Secondly, as reserve requirements reduce the available liquidity to the banking sector, there will be intensified competition between banks to attract savers. They would aim to keep savers to maintain their market share and mitigate the risks of deposit flight, especially if they have a limited and concentrated client base. Therefore, this would potentially strengthen savers’ position. Regardless, to make a profit banks are more likely to pass higher interest rates onto borrowers rather than savers. In that case, raising the interest rate for borrowers encapsulates the very logic and primary intent behind increasing interest rates. As such, a tiered reserve system might function as an inherent stabilizer for ensuring price consistency. By enhancing the Bank’s intended tightening effect of rate rises, it becomes a deliberate design advantage, a feature not a bug” as stated in an IMF working paper. Such a change would essentially make the monetary transmission mechanism stronger and the bank would have to weigh this up with every interest rate decision. To have the same effect a lower interest rate may be appropriate.
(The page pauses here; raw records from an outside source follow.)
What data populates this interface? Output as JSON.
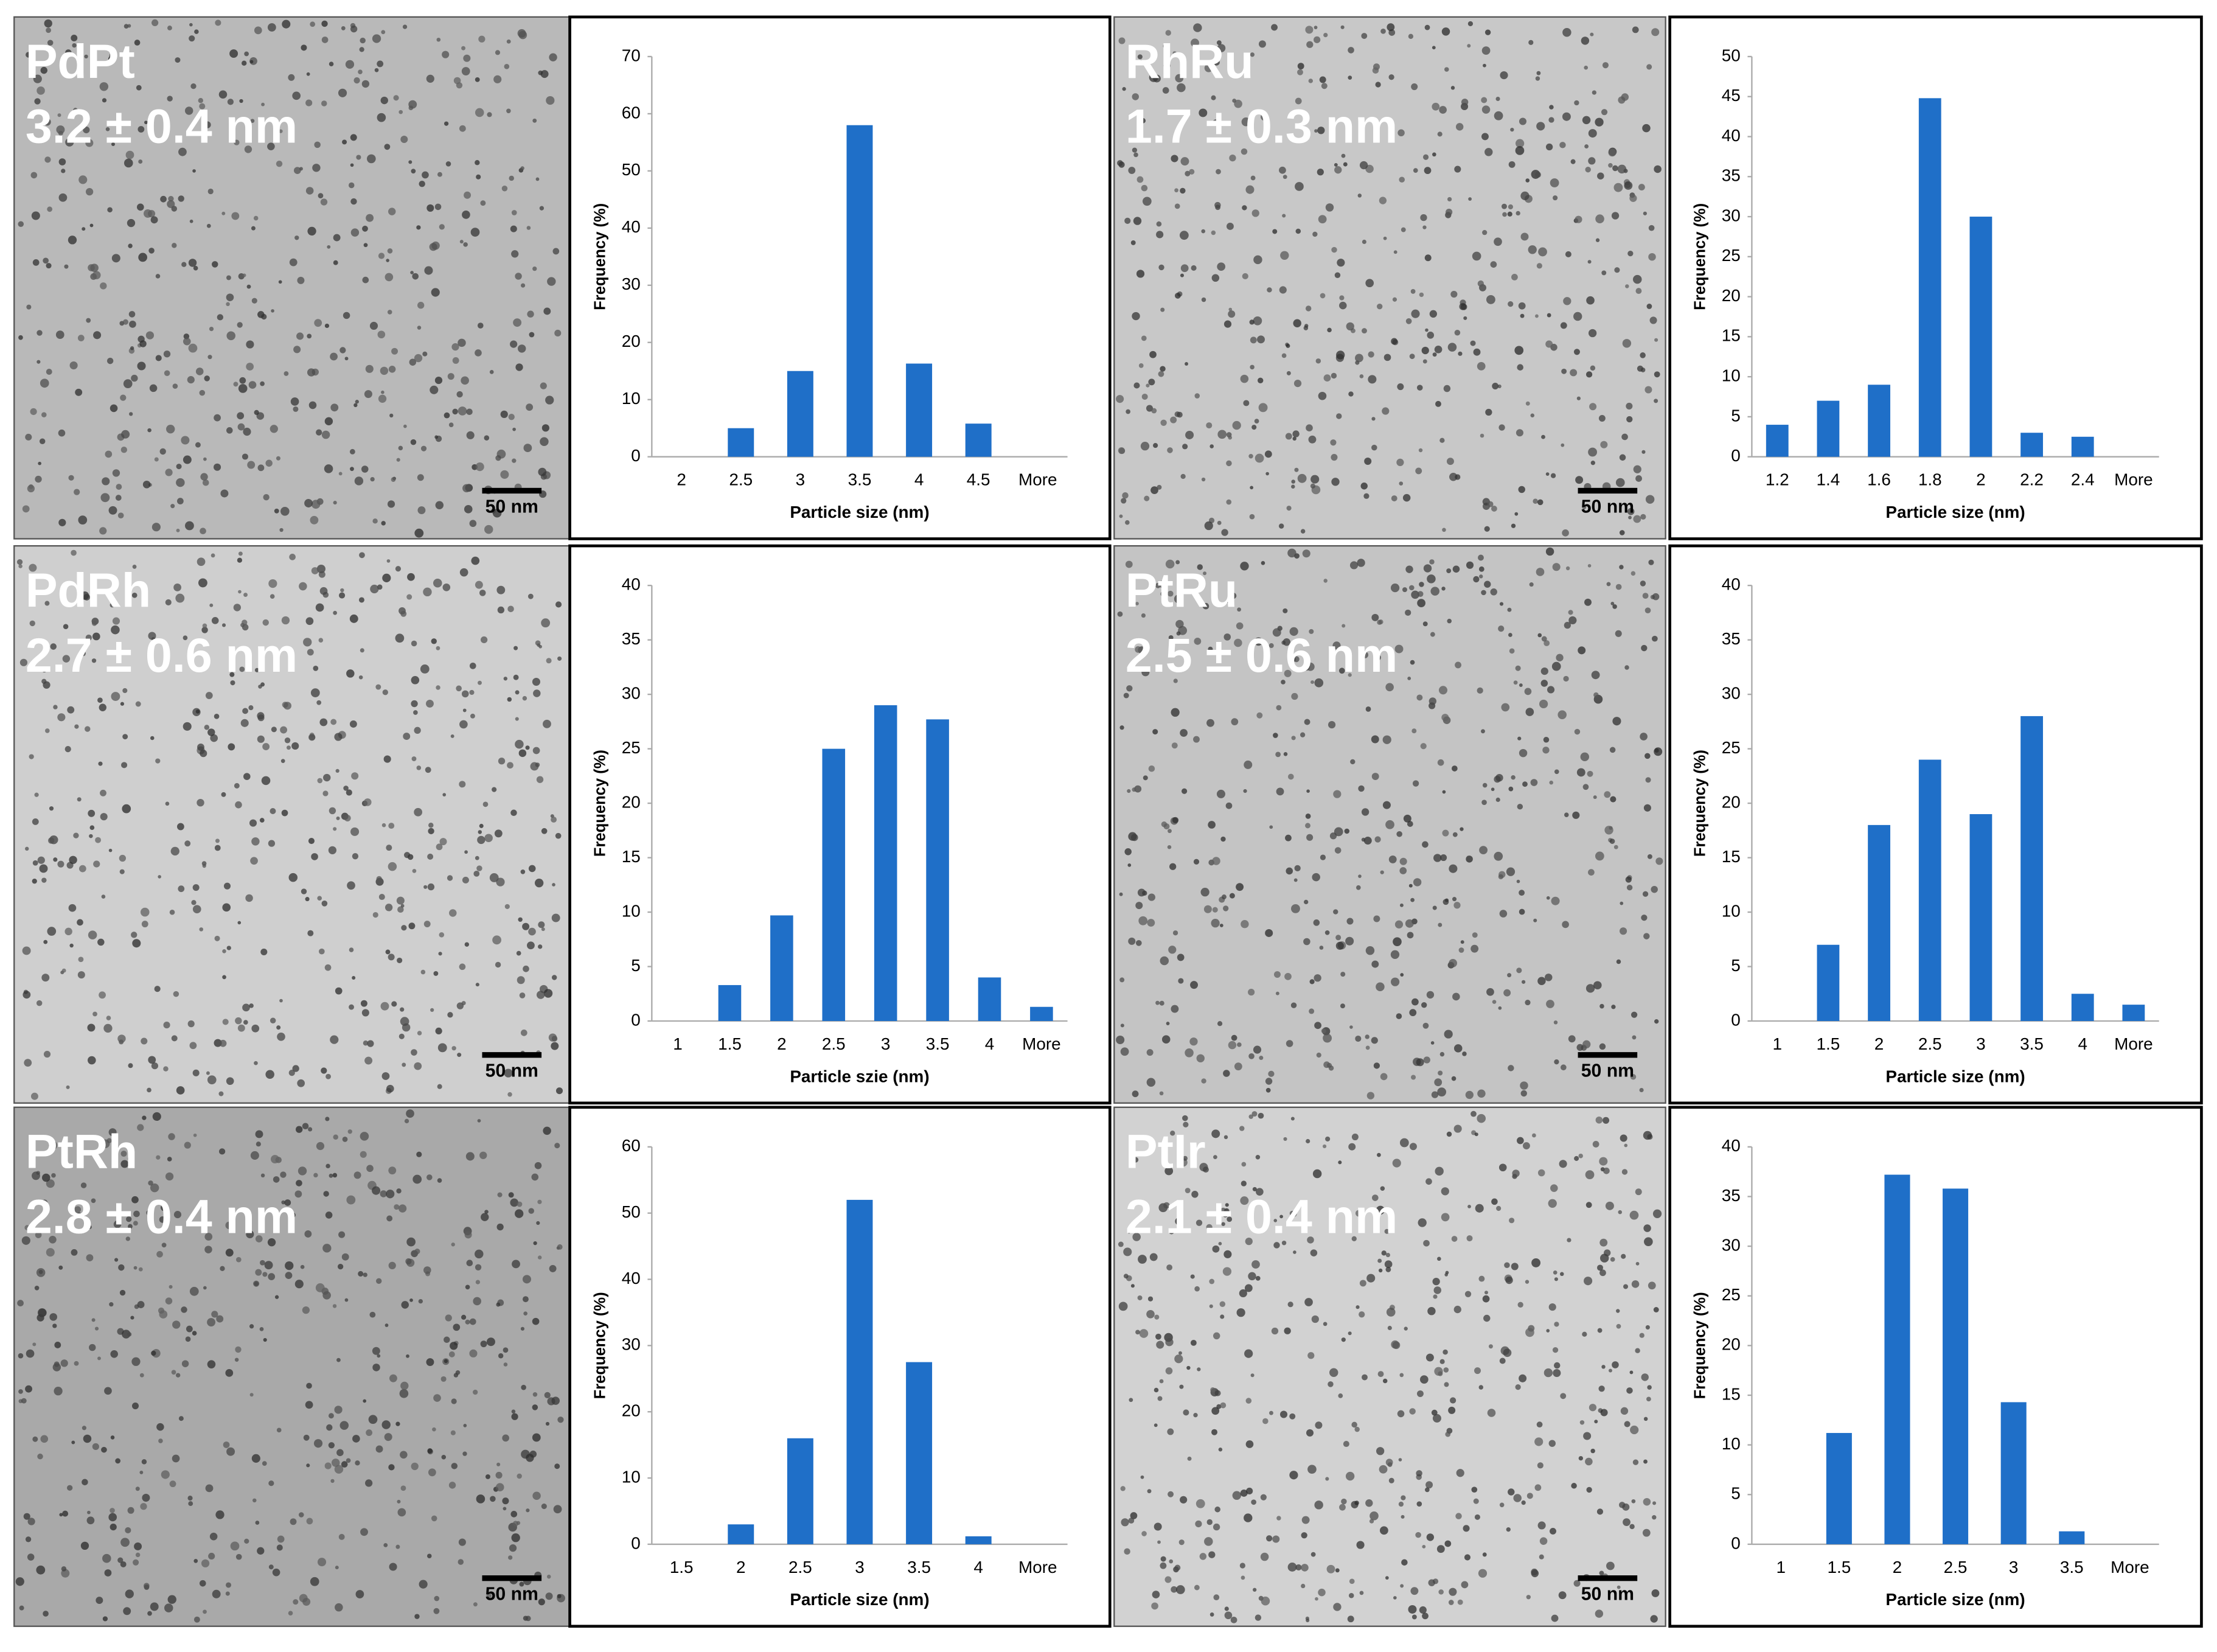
{
  "panels": [
    {
      "name": "PdPt",
      "size": "3.2 ± 0.4 nm",
      "scale_bar": "50 nm"
    },
    {
      "name": "RhRu",
      "size": "1.7 ± 0.3 nm",
      "scale_bar": "50 nm"
    },
    {
      "name": "PdRh",
      "size": "2.7 ± 0.6 nm",
      "scale_bar": "50 nm"
    },
    {
      "name": "PtRu",
      "size": "2.5 ± 0.6 nm",
      "scale_bar": "50 nm"
    },
    {
      "name": "PtRh",
      "size": "2.8 ± 0.4 nm",
      "scale_bar": "50 nm"
    },
    {
      "name": "PtIr",
      "size": "2.1 ± 0.4 nm",
      "scale_bar": "50 nm"
    }
  ],
  "chart_data": [
    {
      "type": "bar",
      "x_label": "Particle size (nm)",
      "y_label": "Frequency (%)",
      "color": "#1f6fc8",
      "categories": [
        "2",
        "2.5",
        "3",
        "3.5",
        "4",
        "4.5",
        "More"
      ],
      "values": [
        0,
        5,
        15,
        58,
        16.3,
        5.8,
        0
      ],
      "ylim": [
        0,
        70
      ],
      "yticks": [
        0,
        10,
        20,
        30,
        40,
        50,
        60,
        70
      ]
    },
    {
      "type": "bar",
      "x_label": "Particle size (nm)",
      "y_label": "Frequency (%)",
      "color": "#1f6fc8",
      "categories": [
        "1.2",
        "1.4",
        "1.6",
        "1.8",
        "2",
        "2.2",
        "2.4",
        "More"
      ],
      "values": [
        4,
        7,
        9,
        44.8,
        30,
        3,
        2.5,
        0
      ],
      "ylim": [
        0,
        50
      ],
      "yticks": [
        0,
        5,
        10,
        15,
        20,
        25,
        30,
        35,
        40,
        45,
        50
      ]
    },
    {
      "type": "bar",
      "x_label": "Particle szie (nm)",
      "y_label": "Frequency (%)",
      "color": "#1f6fc8",
      "categories": [
        "1",
        "1.5",
        "2",
        "2.5",
        "3",
        "3.5",
        "4",
        "More"
      ],
      "values": [
        0,
        3.3,
        9.7,
        25,
        29,
        27.7,
        4,
        1.3
      ],
      "ylim": [
        0,
        40
      ],
      "yticks": [
        0,
        5,
        10,
        15,
        20,
        25,
        30,
        35,
        40
      ]
    },
    {
      "type": "bar",
      "x_label": "Particle size (nm)",
      "y_label": "Frequency (%)",
      "color": "#1f6fc8",
      "categories": [
        "1",
        "1.5",
        "2",
        "2.5",
        "3",
        "3.5",
        "4",
        "More"
      ],
      "values": [
        0,
        7,
        18,
        24,
        19,
        28,
        2.5,
        1.5
      ],
      "ylim": [
        0,
        40
      ],
      "yticks": [
        0,
        5,
        10,
        15,
        20,
        25,
        30,
        35,
        40
      ]
    },
    {
      "type": "bar",
      "x_label": "Particle size (nm)",
      "y_label": "Frequency (%)",
      "color": "#1f6fc8",
      "categories": [
        "1.5",
        "2",
        "2.5",
        "3",
        "3.5",
        "4",
        "More"
      ],
      "values": [
        0,
        3,
        16,
        52,
        27.5,
        1.2,
        0
      ],
      "ylim": [
        0,
        60
      ],
      "yticks": [
        0,
        10,
        20,
        30,
        40,
        50,
        60
      ]
    },
    {
      "type": "bar",
      "x_label": "Particle size (nm)",
      "y_label": "Frequency (%)",
      "color": "#1f6fc8",
      "categories": [
        "1",
        "1.5",
        "2",
        "2.5",
        "3",
        "3.5",
        "More"
      ],
      "values": [
        0,
        11.2,
        37.2,
        35.8,
        14.3,
        1.3,
        0
      ],
      "ylim": [
        0,
        40
      ],
      "yticks": [
        0,
        5,
        10,
        15,
        20,
        25,
        30,
        35,
        40
      ]
    }
  ]
}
Another issue that warrants consideration is the implications the removal of a flow of income to banks may have on financial stability. This is an important concern, the materialization of risks would also reflect the implications of higher interest rates for financial stability more broadly and the capital adequacy of banks. However, net interest margins having risen sharply over the past year, helping to reduce the possibility of financial instability. If financial stability were still a concern, then we could introduce reserve requirements and the tiered reserve system conservatively and only gradually – whilst the Bank would also have to stand ready to lend out reserves if there appeared to be shortfall (signaling a partial return to the previous corridor interest rate system).

Conclusion
Fighting inflation and monetary tightening will entail a significant income transfer to the banking sector at the government’s and the British public’s expense. This does not have to happen. As the LSE professor Paul De Grauwe has shown, central banks made profits not losses when fighting inflation in the 1970s. The current monetary framework comes at an exorbitant cost and is historically unprecedented.
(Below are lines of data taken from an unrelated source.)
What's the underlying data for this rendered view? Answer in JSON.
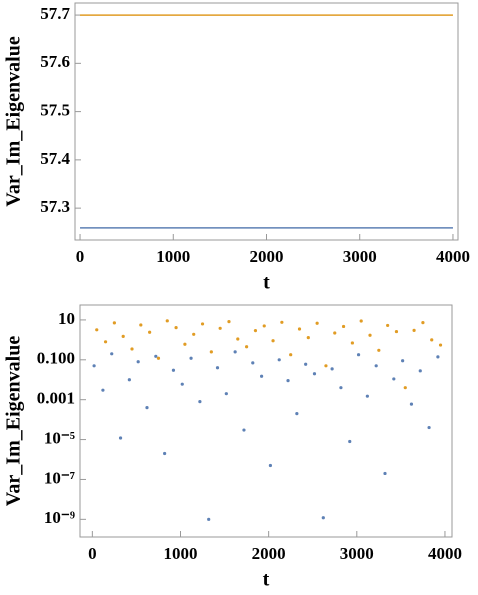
{
  "chart_data": [
    {
      "type": "line",
      "x_label": "t",
      "y_label": "Var_Im_Eigenvalue",
      "x": [
        0,
        4000
      ],
      "series": [
        {
          "color": "#E19C24",
          "values": [
            57.7,
            57.7
          ]
        },
        {
          "color": "#5E81B5",
          "values": [
            57.259,
            57.259
          ]
        }
      ],
      "xlim": [
        -54,
        4054
      ],
      "ylim": [
        57.234,
        57.725
      ],
      "xticks": [
        0,
        1000,
        2000,
        3000,
        4000
      ],
      "yticks": [
        57.3,
        57.4,
        57.5,
        57.6,
        57.7
      ],
      "grid": false
    },
    {
      "type": "scatter",
      "x_label": "t",
      "y_label": "Var_Im_Eigenvalue",
      "yscale": "log",
      "series": [
        {
          "color": "#E19C24",
          "x": [
            50,
            150,
            250,
            350,
            450,
            550,
            650,
            750,
            850,
            950,
            1050,
            1150,
            1250,
            1350,
            1450,
            1550,
            1650,
            1750,
            1850,
            1950,
            2050,
            2150,
            2250,
            2350,
            2450,
            2550,
            2650,
            2750,
            2850,
            2950,
            3050,
            3150,
            3250,
            3350,
            3450,
            3550,
            3650,
            3750,
            3850,
            3950
          ],
          "values": [
            3.2,
            0.8,
            7.1,
            1.5,
            0.35,
            5.6,
            2.4,
            0.12,
            9.0,
            4.1,
            0.6,
            1.9,
            6.3,
            0.25,
            3.8,
            8.2,
            1.1,
            0.45,
            2.9,
            5.0,
            0.9,
            7.6,
            0.18,
            3.5,
            1.3,
            6.8,
            0.05,
            2.2,
            4.7,
            0.7,
            8.8,
            1.7,
            0.3,
            5.3,
            2.6,
            0.004,
            3.0,
            7.3,
            1.0,
            0.55
          ]
        },
        {
          "color": "#5E81B5",
          "x": [
            20,
            120,
            220,
            320,
            420,
            520,
            620,
            720,
            820,
            920,
            1020,
            1120,
            1220,
            1320,
            1420,
            1520,
            1620,
            1720,
            1820,
            1920,
            2020,
            2120,
            2220,
            2320,
            2420,
            2520,
            2620,
            2720,
            2820,
            2920,
            3020,
            3120,
            3220,
            3320,
            3420,
            3520,
            3620,
            3720,
            3820,
            3920
          ],
          "values": [
            0.05,
            0.003,
            0.2,
            1.2e-05,
            0.01,
            0.08,
            0.0004,
            0.15,
            2e-06,
            0.03,
            0.006,
            0.12,
            0.0008,
            1e-09,
            0.04,
            0.002,
            0.25,
            3e-05,
            0.07,
            0.015,
            5e-07,
            0.1,
            0.009,
            0.0002,
            0.06,
            0.02,
            1.2e-09,
            0.035,
            0.004,
            8e-06,
            0.18,
            0.0015,
            0.05,
            2e-07,
            0.011,
            0.09,
            0.0006,
            0.028,
            4e-05,
            0.14
          ]
        }
      ],
      "xlim": [
        -140,
        4080
      ],
      "ylim": [
        1.3e-10,
        56
      ],
      "xticks": [
        0,
        1000,
        2000,
        3000,
        4000
      ],
      "yticks": [
        10,
        {
          "value": 0.1,
          "label": "0.100"
        },
        0.001,
        {
          "value": 1e-05,
          "label": "10⁻⁵"
        },
        {
          "value": 1e-07,
          "label": "10⁻⁷"
        },
        {
          "value": 1e-09,
          "label": "10⁻⁹"
        }
      ],
      "grid": false
    }
  ]
}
An alternative to our tiered reserves regime is to directly tax the banks. Positive Money have made such a proposal that merits consideration. Another option would be to implement certain financial regulations that force banks to pass a greater portion of the interest they receive to savers. A tiered reserve system is primarily different to these proposals as it aims to tackle the issue at it source. Our position is that all policy alternatives and reforms – including the status quo – should be considered to save the taxpayer billions.
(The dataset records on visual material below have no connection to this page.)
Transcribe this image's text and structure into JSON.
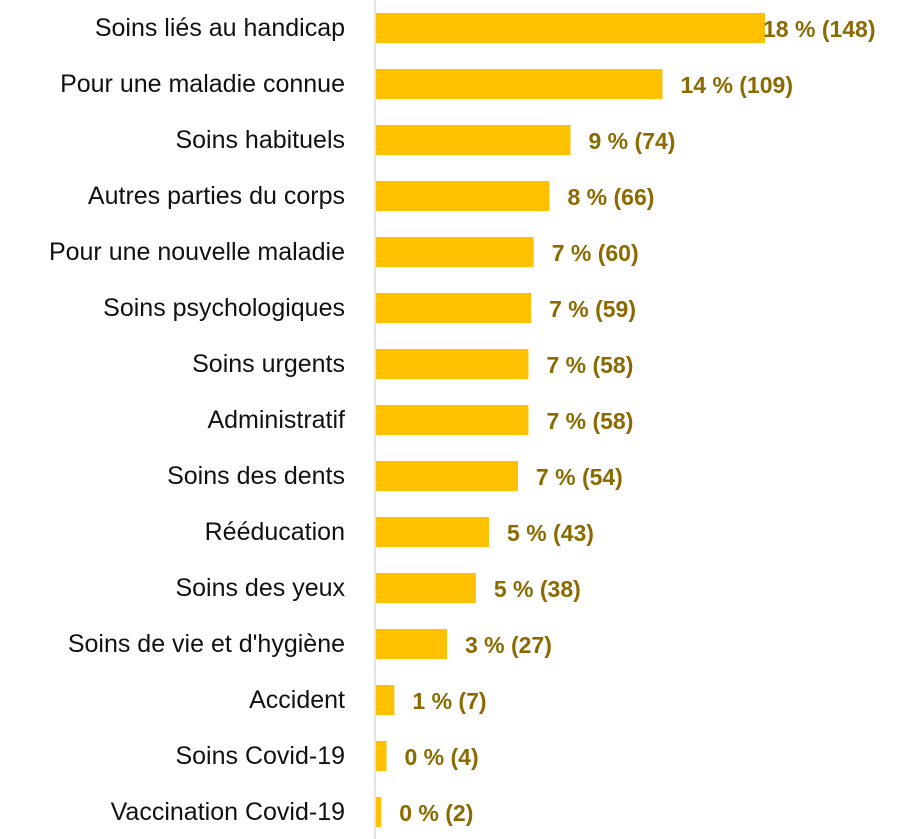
{
  "chart_data": {
    "type": "bar",
    "orientation": "horizontal",
    "title": "",
    "xlabel": "",
    "ylabel": "",
    "grid": false,
    "legend": "none",
    "categories": [
      "Soins liés au handicap",
      "Pour une maladie connue",
      "Soins habituels",
      "Autres parties du corps",
      "Pour une nouvelle maladie",
      "Soins psychologiques",
      "Soins urgents",
      "Administratif",
      "Soins des dents",
      "Rééducation",
      "Soins des yeux",
      "Soins de vie et d'hygiène",
      "Accident",
      "Soins Covid-19",
      "Vaccination Covid-19"
    ],
    "values": [
      148,
      109,
      74,
      66,
      60,
      59,
      58,
      58,
      54,
      43,
      38,
      27,
      7,
      4,
      2
    ],
    "data_labels": [
      "18 % (148)",
      "14 % (109)",
      "9 % (74)",
      "8 % (66)",
      "7 % (60)",
      "7 % (59)",
      "7 % (58)",
      "7 % (58)",
      "7 % (54)",
      "5 % (43)",
      "5 % (38)",
      "3 % (27)",
      "1 % (7)",
      "0 % (4)",
      "0 % (2)"
    ],
    "xlim": [
      0,
      148
    ],
    "colors": {
      "bar": "#FFC000",
      "data_label": "#8C6A00",
      "axis": "#D9D9D9",
      "category_label": "#111111"
    }
  }
}
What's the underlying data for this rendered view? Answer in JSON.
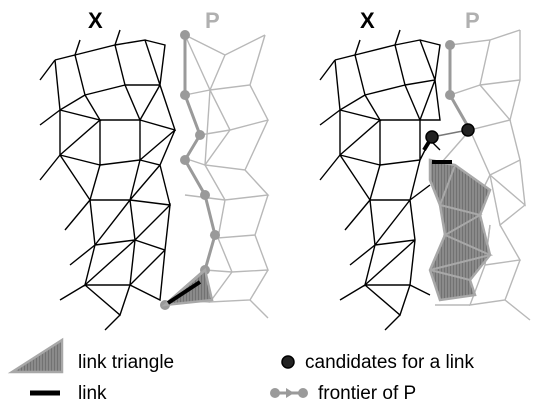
{
  "panel_left": {
    "label_x": "X",
    "label_p": "P"
  },
  "panel_right": {
    "label_x": "X",
    "label_p": "P"
  },
  "legend": {
    "link_triangle": "link triangle",
    "link": "link",
    "candidates": "candidates for a link",
    "frontier": "frontier of P"
  },
  "colors": {
    "mesh_x": "#000000",
    "mesh_p": "#b8b8b8",
    "frontier": "#9a9a9a",
    "triangle_fill": "#707070",
    "triangle_edge": "#a8a8a8"
  }
}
The transfer of £34bn a year in 2024 – 2027 to the already significantly subsidized banking sector represents a substantial portion of public funds, equivalent to 2.8% of total government spending. Unlike traditional government expenses that undergo rigorous democratic oversight, debate, and often come with various conditions and reporting procedures, these income transfers now need to be met with similar scrutiny.